Advertisers paid what was known as a toll on this AT&T- run station. The advertiser had to provide the storyline, as the broadcaster was simply providing transmission, not programming. This format evolved from a three-minute drama that featured product as hero into fifteen-, thirty- and sixty-minute variety programs whereby the advertiser was featured in commercials which sandwiched the entertainment product. Thus came shows like "Kraft Theater," "Camel Caravan of Stars," and "Texaco Theater." That model changed into the sponsorship of programs that were eventually provided by the broadcasters and networks to come. It's interesting to note here that Westinghouse got into broadcasting to sell their radios, not advertising time.

It took a few years to figure out who brought what to the table and how products were going to support and be marketed through this new mass medium. The same is surely true for today's new medium, the Internet.

What is also interesting to note, as we move forward in time, is that the evolution of commerce-driven media is dynamic; it doesn't sit still. We evolved away from the elongated commercial that focused only on the product, but we do seem to be moving back toward it now by way of "info-mercials," that feature the product and it's surrounding advantages for the entire lenth of the purchased air time.

So, sometimes the pendulum seems to swing back and forth, while other times it swings one way, never to be seen again. Certain things work4ed in radio that also prooved viable in TV, while other things deciedely did not.

Some radio stars and program models smoothly made the transition from radio to TV in the late '40s and early '50s; others were less fotunate. The ventriloquist act of Edgar Bergen and Charlie McCarthy seems preposterous as radio fare, yet it was a smash hit for many years. Weirdly, the act didn't do nearly as well on TV, where you could see what was going on. It's counterintuitive, like some other things we've seen lately.

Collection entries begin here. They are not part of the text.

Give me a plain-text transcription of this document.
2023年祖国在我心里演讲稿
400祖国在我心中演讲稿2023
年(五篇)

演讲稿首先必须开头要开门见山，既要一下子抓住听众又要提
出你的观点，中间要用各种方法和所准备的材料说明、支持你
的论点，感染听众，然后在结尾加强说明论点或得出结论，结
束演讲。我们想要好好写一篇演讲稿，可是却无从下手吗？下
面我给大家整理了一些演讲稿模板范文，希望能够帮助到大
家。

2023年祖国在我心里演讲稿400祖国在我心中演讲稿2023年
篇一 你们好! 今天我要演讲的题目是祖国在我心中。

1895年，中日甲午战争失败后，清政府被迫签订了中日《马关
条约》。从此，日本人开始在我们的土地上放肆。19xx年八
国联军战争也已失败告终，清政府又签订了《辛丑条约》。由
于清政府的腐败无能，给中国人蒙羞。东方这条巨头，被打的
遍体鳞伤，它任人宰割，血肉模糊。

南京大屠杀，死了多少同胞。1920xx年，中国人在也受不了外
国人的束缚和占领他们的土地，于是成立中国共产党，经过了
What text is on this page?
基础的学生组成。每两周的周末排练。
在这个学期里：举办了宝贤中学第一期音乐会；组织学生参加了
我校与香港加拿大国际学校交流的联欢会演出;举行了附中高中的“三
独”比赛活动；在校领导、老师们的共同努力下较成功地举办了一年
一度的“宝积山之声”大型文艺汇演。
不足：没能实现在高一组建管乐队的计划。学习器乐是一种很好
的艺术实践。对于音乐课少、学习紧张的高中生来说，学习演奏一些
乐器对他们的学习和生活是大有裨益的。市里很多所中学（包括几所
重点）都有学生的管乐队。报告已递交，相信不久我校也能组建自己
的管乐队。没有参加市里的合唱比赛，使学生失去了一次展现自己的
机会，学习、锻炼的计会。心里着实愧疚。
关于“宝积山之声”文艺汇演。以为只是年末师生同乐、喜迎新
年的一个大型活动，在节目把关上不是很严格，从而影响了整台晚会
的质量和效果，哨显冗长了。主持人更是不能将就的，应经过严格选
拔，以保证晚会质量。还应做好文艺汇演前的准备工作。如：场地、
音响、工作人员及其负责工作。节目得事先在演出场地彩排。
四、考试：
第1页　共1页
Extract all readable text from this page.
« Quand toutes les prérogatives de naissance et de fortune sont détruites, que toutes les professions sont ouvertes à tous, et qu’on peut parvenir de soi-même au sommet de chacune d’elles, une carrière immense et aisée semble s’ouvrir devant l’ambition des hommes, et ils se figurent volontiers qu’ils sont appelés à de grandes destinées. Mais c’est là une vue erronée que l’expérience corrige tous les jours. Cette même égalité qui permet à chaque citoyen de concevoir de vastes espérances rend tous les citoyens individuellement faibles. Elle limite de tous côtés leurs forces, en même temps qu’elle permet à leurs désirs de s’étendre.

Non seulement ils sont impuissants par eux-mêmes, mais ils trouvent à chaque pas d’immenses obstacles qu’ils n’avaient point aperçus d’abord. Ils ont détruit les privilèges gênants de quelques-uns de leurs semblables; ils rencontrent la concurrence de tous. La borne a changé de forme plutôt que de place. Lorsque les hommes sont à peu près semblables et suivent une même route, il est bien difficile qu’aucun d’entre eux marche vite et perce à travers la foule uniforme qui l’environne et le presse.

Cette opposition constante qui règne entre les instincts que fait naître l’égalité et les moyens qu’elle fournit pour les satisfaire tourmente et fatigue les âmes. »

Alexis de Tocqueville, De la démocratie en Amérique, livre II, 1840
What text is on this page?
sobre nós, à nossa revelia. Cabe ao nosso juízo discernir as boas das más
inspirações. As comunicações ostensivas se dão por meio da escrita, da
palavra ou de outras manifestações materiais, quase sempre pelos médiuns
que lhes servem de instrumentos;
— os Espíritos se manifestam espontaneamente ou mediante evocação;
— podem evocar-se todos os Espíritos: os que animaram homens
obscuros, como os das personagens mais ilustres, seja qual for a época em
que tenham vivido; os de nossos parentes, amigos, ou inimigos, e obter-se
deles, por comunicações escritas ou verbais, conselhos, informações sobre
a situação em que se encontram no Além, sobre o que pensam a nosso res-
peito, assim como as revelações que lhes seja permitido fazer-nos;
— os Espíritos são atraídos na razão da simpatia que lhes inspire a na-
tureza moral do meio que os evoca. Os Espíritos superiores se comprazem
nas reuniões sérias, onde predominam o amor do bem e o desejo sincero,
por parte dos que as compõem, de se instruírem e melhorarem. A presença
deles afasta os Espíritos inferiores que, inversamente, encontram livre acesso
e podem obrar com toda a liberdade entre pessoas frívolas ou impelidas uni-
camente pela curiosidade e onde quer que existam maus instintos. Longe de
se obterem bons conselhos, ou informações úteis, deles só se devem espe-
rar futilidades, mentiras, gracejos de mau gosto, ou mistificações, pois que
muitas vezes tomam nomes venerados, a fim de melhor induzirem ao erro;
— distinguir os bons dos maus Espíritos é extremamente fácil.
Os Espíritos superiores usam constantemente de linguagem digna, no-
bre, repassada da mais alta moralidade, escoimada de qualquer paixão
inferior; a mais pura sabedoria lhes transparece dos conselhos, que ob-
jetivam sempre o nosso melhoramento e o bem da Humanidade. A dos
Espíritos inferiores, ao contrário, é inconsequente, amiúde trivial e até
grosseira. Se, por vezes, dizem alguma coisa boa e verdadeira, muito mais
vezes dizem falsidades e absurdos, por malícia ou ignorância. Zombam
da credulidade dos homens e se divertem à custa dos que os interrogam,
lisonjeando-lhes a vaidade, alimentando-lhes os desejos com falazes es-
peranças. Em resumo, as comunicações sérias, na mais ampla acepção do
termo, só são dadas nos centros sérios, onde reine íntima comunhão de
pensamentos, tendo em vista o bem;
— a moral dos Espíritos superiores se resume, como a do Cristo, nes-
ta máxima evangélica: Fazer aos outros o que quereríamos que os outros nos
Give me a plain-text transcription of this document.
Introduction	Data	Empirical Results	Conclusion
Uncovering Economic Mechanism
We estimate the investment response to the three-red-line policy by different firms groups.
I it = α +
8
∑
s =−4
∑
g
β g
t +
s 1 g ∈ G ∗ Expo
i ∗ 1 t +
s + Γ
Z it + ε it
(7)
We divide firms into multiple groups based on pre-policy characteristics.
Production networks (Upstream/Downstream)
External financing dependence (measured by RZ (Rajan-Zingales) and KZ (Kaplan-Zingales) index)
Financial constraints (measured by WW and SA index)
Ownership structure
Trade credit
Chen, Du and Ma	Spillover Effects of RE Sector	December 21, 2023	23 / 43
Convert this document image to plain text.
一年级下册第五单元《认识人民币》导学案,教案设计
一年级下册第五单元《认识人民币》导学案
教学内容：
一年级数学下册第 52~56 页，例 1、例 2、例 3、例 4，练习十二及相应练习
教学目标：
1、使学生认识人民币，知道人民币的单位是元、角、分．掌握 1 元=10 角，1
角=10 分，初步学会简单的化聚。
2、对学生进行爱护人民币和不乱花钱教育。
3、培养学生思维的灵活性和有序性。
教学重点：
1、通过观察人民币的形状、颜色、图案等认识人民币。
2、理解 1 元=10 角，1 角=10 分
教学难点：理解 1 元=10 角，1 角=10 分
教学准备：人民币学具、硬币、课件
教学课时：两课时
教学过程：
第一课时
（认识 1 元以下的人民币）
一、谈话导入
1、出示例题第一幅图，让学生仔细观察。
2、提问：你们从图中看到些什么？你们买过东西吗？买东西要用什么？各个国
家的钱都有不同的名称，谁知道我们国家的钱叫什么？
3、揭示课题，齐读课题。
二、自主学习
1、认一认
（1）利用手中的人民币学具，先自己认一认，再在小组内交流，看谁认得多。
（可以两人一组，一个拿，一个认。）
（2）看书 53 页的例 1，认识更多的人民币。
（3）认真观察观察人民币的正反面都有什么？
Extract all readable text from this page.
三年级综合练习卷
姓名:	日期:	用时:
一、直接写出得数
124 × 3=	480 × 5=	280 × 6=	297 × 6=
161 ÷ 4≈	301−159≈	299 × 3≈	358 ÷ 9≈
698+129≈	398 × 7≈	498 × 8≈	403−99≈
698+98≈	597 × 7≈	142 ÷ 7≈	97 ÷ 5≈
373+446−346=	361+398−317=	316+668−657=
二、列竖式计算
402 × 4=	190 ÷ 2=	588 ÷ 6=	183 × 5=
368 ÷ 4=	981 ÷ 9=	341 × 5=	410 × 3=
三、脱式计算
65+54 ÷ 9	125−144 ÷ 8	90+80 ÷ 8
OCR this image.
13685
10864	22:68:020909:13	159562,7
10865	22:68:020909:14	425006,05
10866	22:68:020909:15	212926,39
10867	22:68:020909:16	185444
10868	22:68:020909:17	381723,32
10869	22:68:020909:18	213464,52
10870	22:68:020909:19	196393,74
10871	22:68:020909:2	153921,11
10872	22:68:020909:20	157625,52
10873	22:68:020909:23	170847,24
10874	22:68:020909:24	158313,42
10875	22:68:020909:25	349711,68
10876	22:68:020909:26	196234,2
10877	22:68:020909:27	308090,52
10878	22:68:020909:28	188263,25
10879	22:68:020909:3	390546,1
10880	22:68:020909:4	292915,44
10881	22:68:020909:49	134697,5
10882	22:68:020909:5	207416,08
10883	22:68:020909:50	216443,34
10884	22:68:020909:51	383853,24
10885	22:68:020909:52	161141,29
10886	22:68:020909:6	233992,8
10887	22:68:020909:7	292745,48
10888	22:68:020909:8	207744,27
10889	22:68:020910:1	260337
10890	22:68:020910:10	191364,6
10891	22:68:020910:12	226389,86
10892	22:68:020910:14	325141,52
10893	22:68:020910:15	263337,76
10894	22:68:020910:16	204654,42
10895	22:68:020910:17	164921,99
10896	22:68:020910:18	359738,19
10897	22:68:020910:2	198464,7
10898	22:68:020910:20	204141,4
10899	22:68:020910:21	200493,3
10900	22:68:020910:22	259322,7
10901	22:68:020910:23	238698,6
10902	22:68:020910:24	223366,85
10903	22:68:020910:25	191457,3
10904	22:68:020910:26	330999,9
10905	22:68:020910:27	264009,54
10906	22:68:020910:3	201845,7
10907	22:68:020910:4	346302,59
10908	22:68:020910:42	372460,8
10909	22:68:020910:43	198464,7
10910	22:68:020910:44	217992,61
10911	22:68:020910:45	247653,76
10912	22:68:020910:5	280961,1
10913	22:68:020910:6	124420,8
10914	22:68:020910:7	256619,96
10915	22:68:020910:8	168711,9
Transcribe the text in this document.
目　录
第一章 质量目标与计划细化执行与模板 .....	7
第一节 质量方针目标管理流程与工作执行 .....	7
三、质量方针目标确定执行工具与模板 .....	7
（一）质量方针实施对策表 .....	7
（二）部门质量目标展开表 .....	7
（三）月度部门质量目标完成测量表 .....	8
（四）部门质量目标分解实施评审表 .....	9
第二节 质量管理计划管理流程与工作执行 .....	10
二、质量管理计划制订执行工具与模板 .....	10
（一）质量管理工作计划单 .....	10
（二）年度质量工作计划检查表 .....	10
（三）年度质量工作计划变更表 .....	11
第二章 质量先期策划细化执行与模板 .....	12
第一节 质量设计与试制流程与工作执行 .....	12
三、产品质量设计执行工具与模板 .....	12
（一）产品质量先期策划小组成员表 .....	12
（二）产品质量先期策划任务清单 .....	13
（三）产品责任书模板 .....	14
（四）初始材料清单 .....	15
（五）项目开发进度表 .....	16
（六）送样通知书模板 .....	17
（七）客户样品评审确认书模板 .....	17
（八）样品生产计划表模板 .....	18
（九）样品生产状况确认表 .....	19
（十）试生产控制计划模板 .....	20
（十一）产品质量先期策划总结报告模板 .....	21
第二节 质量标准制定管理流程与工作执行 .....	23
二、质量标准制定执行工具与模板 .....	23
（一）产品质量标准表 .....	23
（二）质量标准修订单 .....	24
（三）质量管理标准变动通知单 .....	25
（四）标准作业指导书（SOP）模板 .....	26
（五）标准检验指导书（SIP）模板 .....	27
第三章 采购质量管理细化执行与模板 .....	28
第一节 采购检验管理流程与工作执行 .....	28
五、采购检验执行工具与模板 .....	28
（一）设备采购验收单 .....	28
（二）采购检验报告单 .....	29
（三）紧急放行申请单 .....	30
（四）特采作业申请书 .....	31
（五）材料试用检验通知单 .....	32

Some practices from programming and marketing will successfully make the leap profitably from one medium to the next, some won't. Still others will emerge in the new medium that didn't exist in the old. Some of the new medium babies, like AOL, will successfully penetrate the older media and some won't.

After now having observed many iterations of humans interfacing with media, one thing seems stable enough -- we like to sit for long periods of time in front of things we build, be they fires, radio, TV, books or computer screens. What we stare at and interact with changes, but the people who make chairs have a pretty safe future ahead of them.